Comble du pathetique qui me fut donne de voir ce jour-la, quelques mouflets se sont empare de la vessie d'un des cochons et l'ont gonfle d'air pour en faire un ballon de foot (voire photo).

Un autre personnage occupe une place particuliere dans les traditions torajas: le coq, fier animal qui adore faire voler ses plumes en de farouches combats. Les combats de coqs ont lieu regulierement apres les ceremonies funebres. C'est un veritable sport national. Les Torajas cherissent leurs coqs comme des poupons. On voit les hommes caresser avec affection les plumes de leurs poulains avant de les lancer dans l'arene. Pour le combat, ceux-ci sont equipes d'une lame extremement coupante, fixee derriere leurs pattes. Les combats sont tres sanglants et ne durent generalement pas plus d'une minute, jusqu'a l'un des coqs touche le sol de son bec. L'assistance parie a coup de milliers de roupies et se laisse captiver par le spectacle.
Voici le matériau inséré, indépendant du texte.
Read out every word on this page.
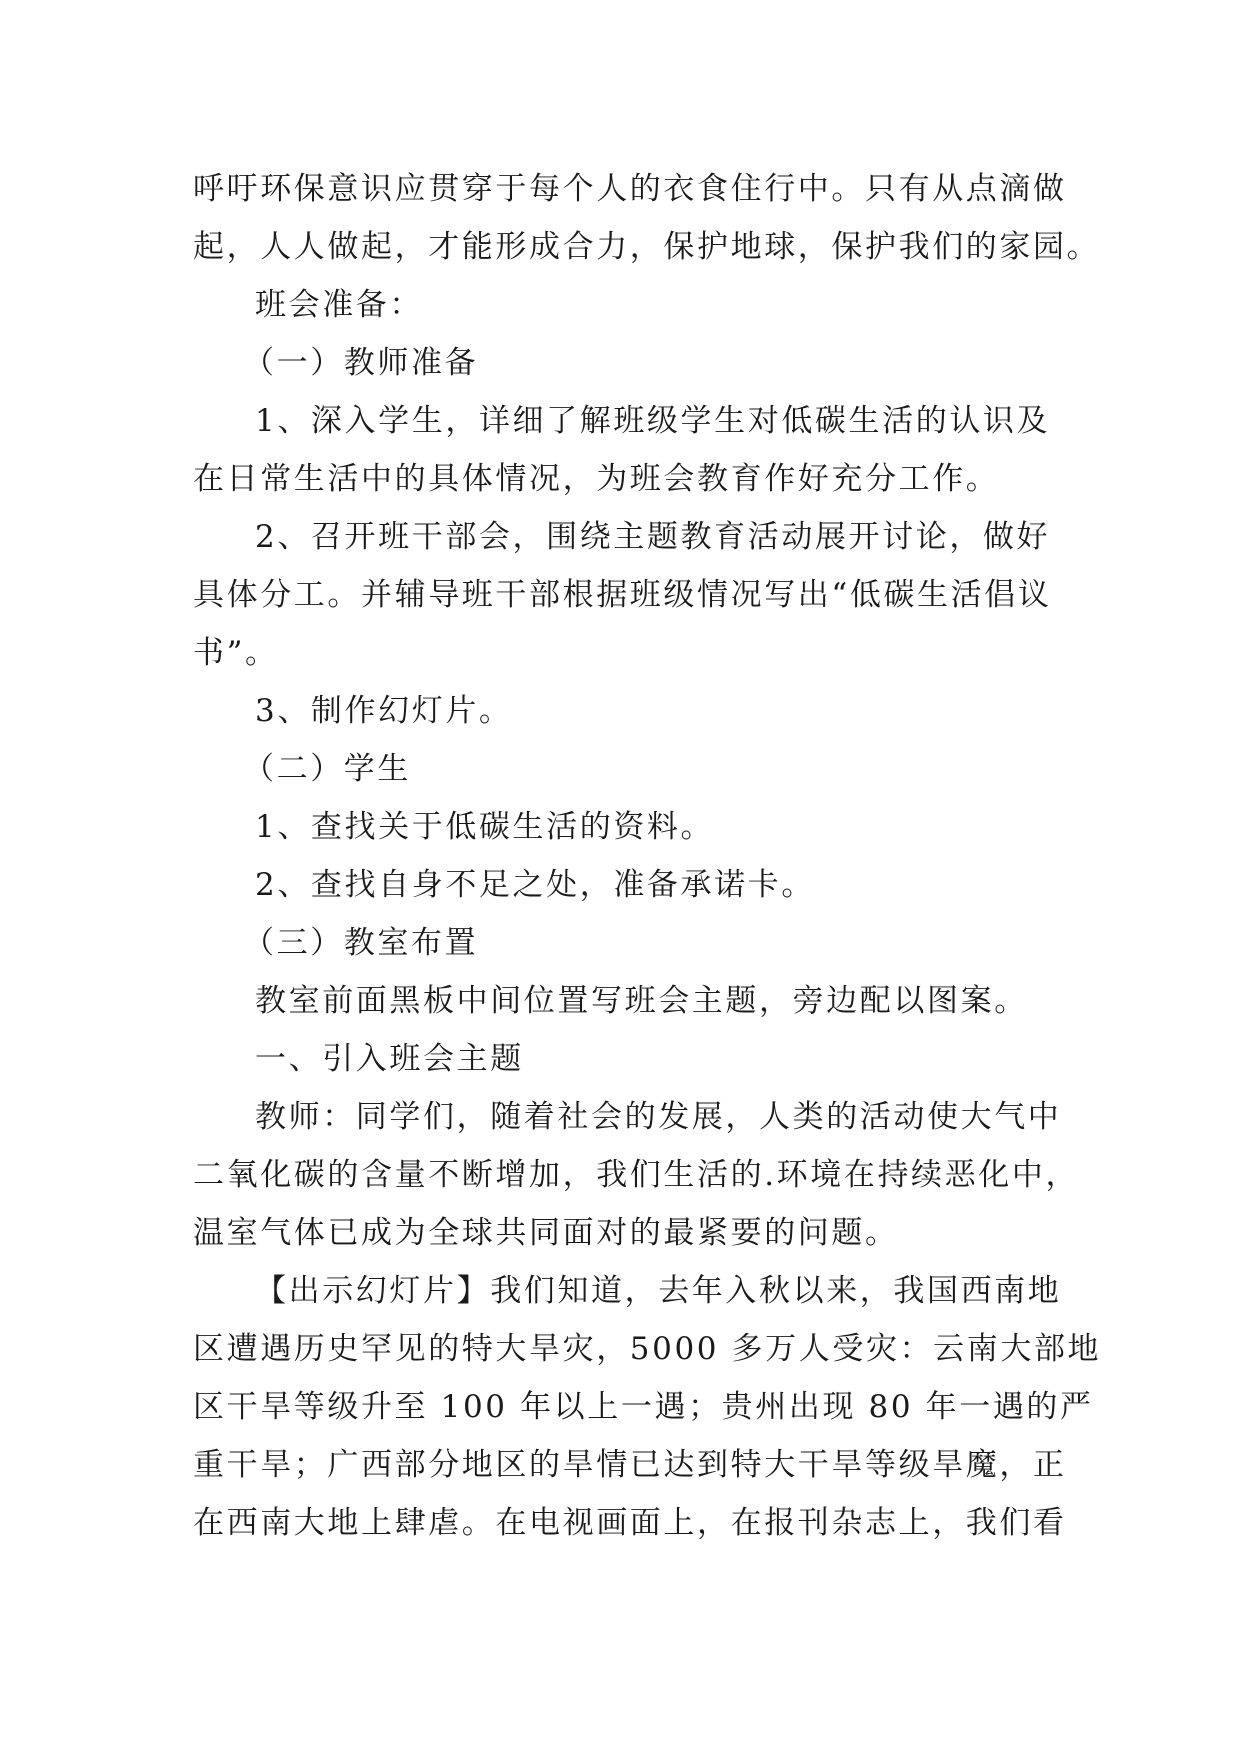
呼吁环保意识应贯穿于每个人的衣食住行中。只有从点滴做
起，人人做起，才能形成合力，保护地球，保护我们的家园。
班会准备：
（一）教师准备
1、深入学生，详细了解班级学生对低碳生活的认识及
在日常生活中的具体情况，为班会教育作好充分工作。
2、召开班干部会，围绕主题教育活动展开讨论，做好
具体分工。并辅导班干部根据班级情况写出“低碳生活倡议
书”。
3、制作幻灯片。
（二）学生
1、查找关于低碳生活的资料。
2、查找自身不足之处，准备承诺卡。
（三）教室布置
教室前面黑板中间位置写班会主题，旁边配以图案。
一、引入班会主题
教师：同学们，随着社会的发展，人类的活动使大气中
二氧化碳的含量不断增加，我们生活的.环境在持续恶化中，
温室气体已成为全球共同面对的最紧要的问题。
【出示幻灯片】我们知道，去年入秋以来，我国西南地
区遭遇历史罕见的特大旱灾，5000 多万人受灾：云南大部地
区干旱等级升至 100 年以上一遇；贵州出现 80 年一遇的严
重干旱；广西部分地区的旱情已达到特大干旱等级旱魔，正
在西南大地上肆虐。在电视画面上，在报刊杂志上，我们看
Le guide qui m'accompagna au combat paria sur les deux premiers combats. Scene plutot comique, au deuxieme affrontement, l'un des deux coqs pris peur et s'enfuit a toutes jambes. Il s'agissait certainement d'un froussard notoire. Alternativement, on pourrait pretendre que c'etait un coq assez intelligent pour ne pas obeir a ses instincts et tenter d'echapper a une mort certaine. Une sorte d'objecteur de conscience poulet, si on veut. Malheureusement pour lui, ce pacifiste poulet subit le sort de n'importe quel deserteur prit en flagrant delit de fuite: sa gorge fut tranchee sur le champ, tandis qu'on glorifiait son adversaire.

Apres la fuite du coq-poule mouillee, mon guide et moi nous remimes en route, et celui-ci fit une curieuse remarque: " Je me suis trompe dans mes calculs." Comme j'exprimais mon etonnement, il continua de la sorte: " Tu te souviens, avant que nous entrions sur le site du combat, j'ai fait un sejour aux toilettes. Tu as certainement cru que j'allais satisfaire mes besoins. Il n'en etait rien. Je suis alle me preparer pour les combats."
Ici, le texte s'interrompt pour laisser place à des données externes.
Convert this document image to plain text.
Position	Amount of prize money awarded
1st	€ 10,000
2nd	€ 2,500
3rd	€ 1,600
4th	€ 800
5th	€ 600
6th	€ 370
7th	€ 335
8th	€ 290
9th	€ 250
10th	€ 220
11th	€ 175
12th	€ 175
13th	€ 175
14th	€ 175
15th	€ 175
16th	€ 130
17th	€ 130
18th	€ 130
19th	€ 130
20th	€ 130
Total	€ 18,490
Mon guide me confia qu'avant d'aller aux toilettes, il avait detache quelques graines de cafe d'un arbre a proximite, et les avait utilises pour une ceremonie destinee a prevoir l'issue des combats. Ma curiosite chatouillee, j'insistai pour qu'il me fasse une demonstration exhaustive de son truc.
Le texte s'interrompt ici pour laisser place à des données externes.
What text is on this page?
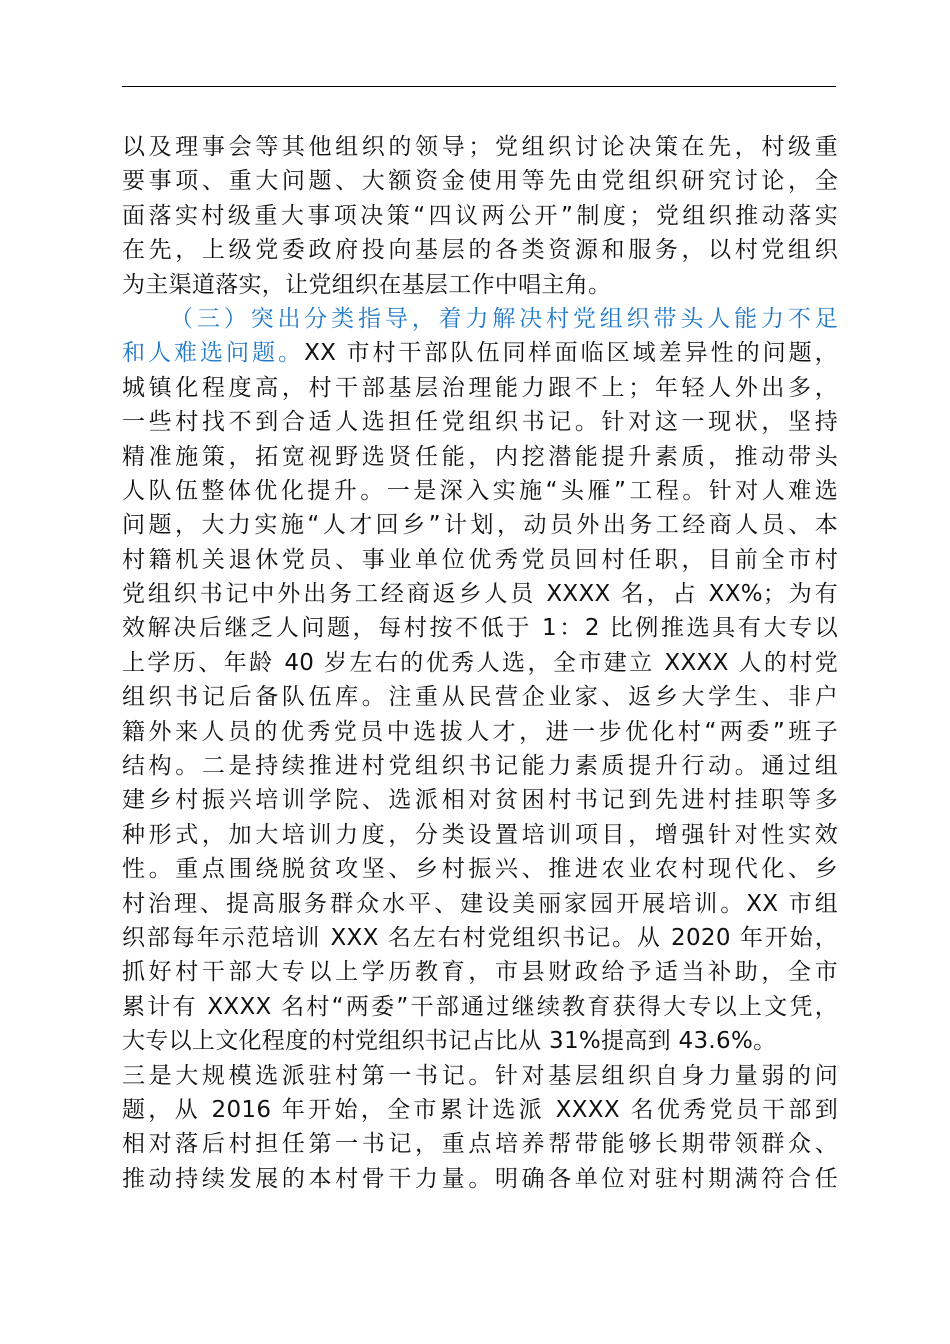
以及理事会等其他组织的领导；党组织讨论决策在先，村级重
要事项、重大问题、大额资金使用等先由党组织研究讨论，全
面落实村级重大事项决策“四议两公开”制度；党组织推动落实
在先，上级党委政府投向基层的各类资源和服务，以村党组织
为主渠道落实，让党组织在基层工作中唱主角。
（三）突出分类指导，着力解决村党组织带头人能力不足
和人难选问题。XX 市村干部队伍同样面临区域差异性的问题，
城镇化程度高，村干部基层治理能力跟不上；年轻人外出多，
一些村找不到合适人选担任党组织书记。针对这一现状，坚持
精准施策，拓宽视野选贤任能，内挖潜能提升素质，推动带头
人队伍整体优化提升。一是深入实施“头雁”工程。针对人难选
问题，大力实施“人才回乡”计划，动员外出务工经商人员、本
村籍机关退休党员、事业单位优秀党员回村任职，目前全市村
党组织书记中外出务工经商返乡人员 XXXX 名，占 XX%；为有
效解决后继乏人问题，每村按不低于 1：2 比例推选具有大专以
上学历、年龄 40 岁左右的优秀人选，全市建立 XXXX 人的村党
组织书记后备队伍库。注重从民营企业家、返乡大学生、非户
籍外来人员的优秀党员中选拔人才，进一步优化村“两委”班子
结构。二是持续推进村党组织书记能力素质提升行动。通过组
建乡村振兴培训学院、选派相对贫困村书记到先进村挂职等多
种形式，加大培训力度，分类设置培训项目，增强针对性实效
性。重点围绕脱贫攻坚、乡村振兴、推进农业农村现代化、乡
村治理、提高服务群众水平、建设美丽家园开展培训。XX 市组
织部每年示范培训 XXX 名左右村党组织书记。从 2020 年开始，
抓好村干部大专以上学历教育，市县财政给予适当补助，全市
累计有 XXXX 名村“两委”干部通过继续教育获得大专以上文凭，
大专以上文化程度的村党组织书记占比从 31%提高到 43.6%。
三是大规模选派驻村第一书记。针对基层组织自身力量弱的问
题，从 2016 年开始，全市累计选派 XXXX 名优秀党员干部到
相对落后村担任第一书记，重点培养帮带能够长期带领群众、
推动持续发展的本村骨干力量。明确各单位对驻村期满符合任
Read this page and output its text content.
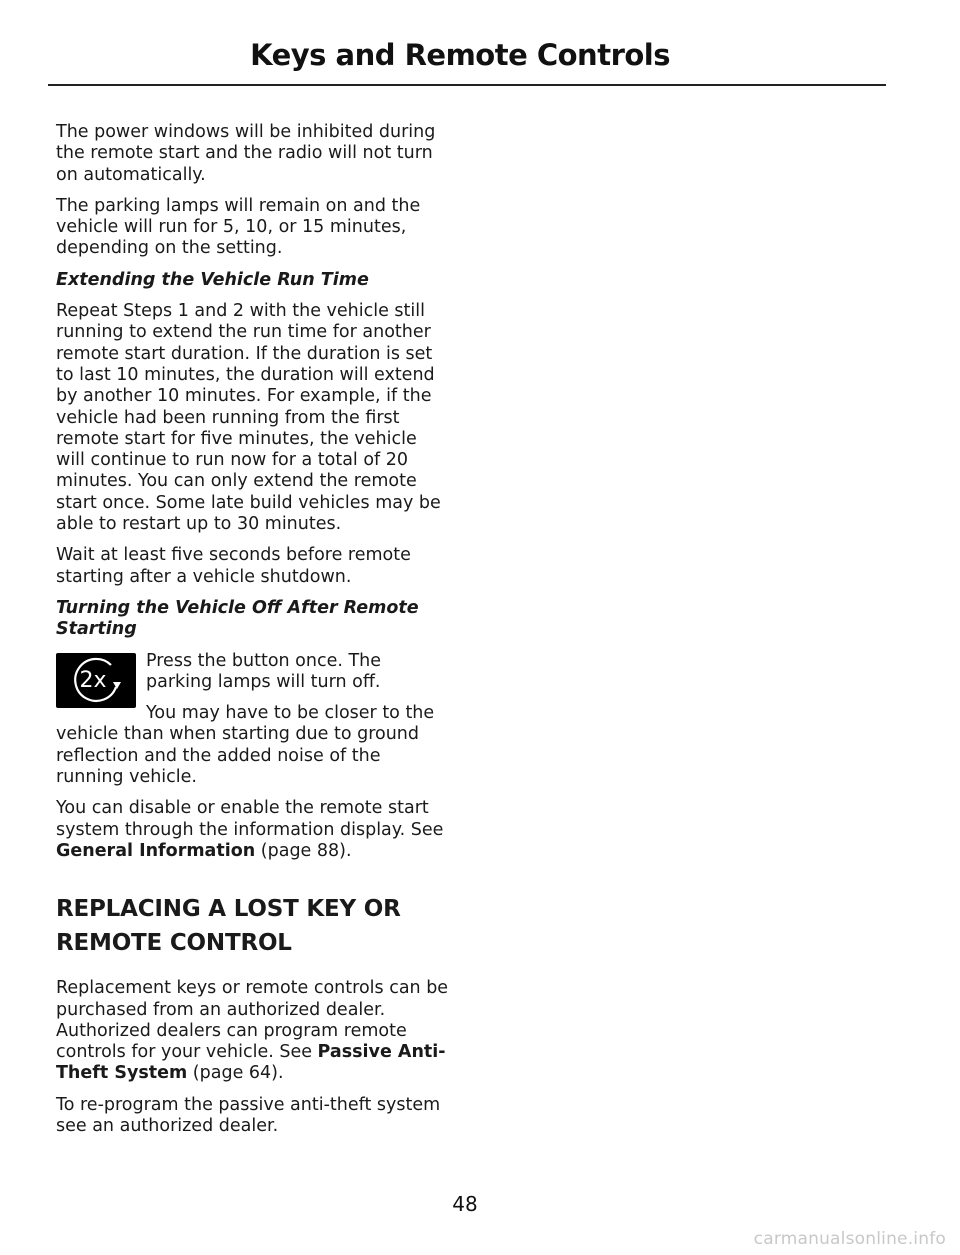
Keys and Remote Controls

The power windows will be inhibited during the remote start and the radio will not turn on automatically.

The parking lamps will remain on and the vehicle will run for 5, 10, or 15 minutes, depending on the setting.

Extending the Vehicle Run Time

Repeat Steps 1 and 2 with the vehicle still running to extend the run time for another remote start duration. If the duration is set to last 10 minutes, the duration will extend by another 10 minutes. For example, if the vehicle had been running from the first remote start for five minutes, the vehicle will continue to run now for a total of 20 minutes. You can only extend the remote start once. Some late build vehicles may be able to restart up to 30 minutes.

Wait at least five seconds before remote starting after a vehicle shutdown.

Turning the Vehicle Off After Remote Starting
2x

Press the button once. The parking lamps will turn off.

You may have to be closer to the vehicle than when starting due to ground reflection and the added noise of the running vehicle.

You can disable or enable the remote start system through the information display. See General Information (page 88).

REPLACING A LOST KEY OR
REMOTE CONTROL

Replacement keys or remote controls can be purchased from an authorized dealer. Authorized dealers can program remote controls for your vehicle. See Passive Anti-Theft System (page 64).

To re-program the passive anti-theft system see an authorized dealer.

48
carmanualsonline.info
Il ramassa neufs petits cailloux qu'il disposa sur le sol en un carre de troix cailloux a chaque cote. Le neuvieme caillou occupait le centre du carre. Il m'expliqua que le premier caillou, dans un coin du carre, etait un coq blanc, le deuxieme un coq rouge, le troisieme un noir, puis un coq rouge et jaune, et ainsi de suite. Il ramassa alors cinq ou six cailloux supplementaires, sur quoi il partit dans une longue explication confuse, pendant laquelle il ramassait, deposait et redisposait des cailloux a l'interieur du carre. Je perdis vite le fil de ses elucubrations: " Alors si le premier combat oppose un coq rouge et un autre blanc tu commences ici, et tu suis le carre dans ce sens-la si c'est le 1er, le 3e ou le 5eme combat, par contre si c'est pair tu vas dans l'autre sens, et comme le caillou suivant represent un coq noir, tu prends le caillou et tu continues jusqu'au coq multicolore, ce caillou-ci, et tu en deposes un autre ici et en attrapes un ici, blablablablabli, et tu vas jusqu'au centre, sauf si c'est le troisieme combat, patati patata, depose deux cailloux ici, reprends-en quatre, mets-en deux dans le coin du coq jaune et rouge", etc, jusqu'a ce qu'il ait tout chamboule les cailloux et que moi j'y comprenne plus rien du tout.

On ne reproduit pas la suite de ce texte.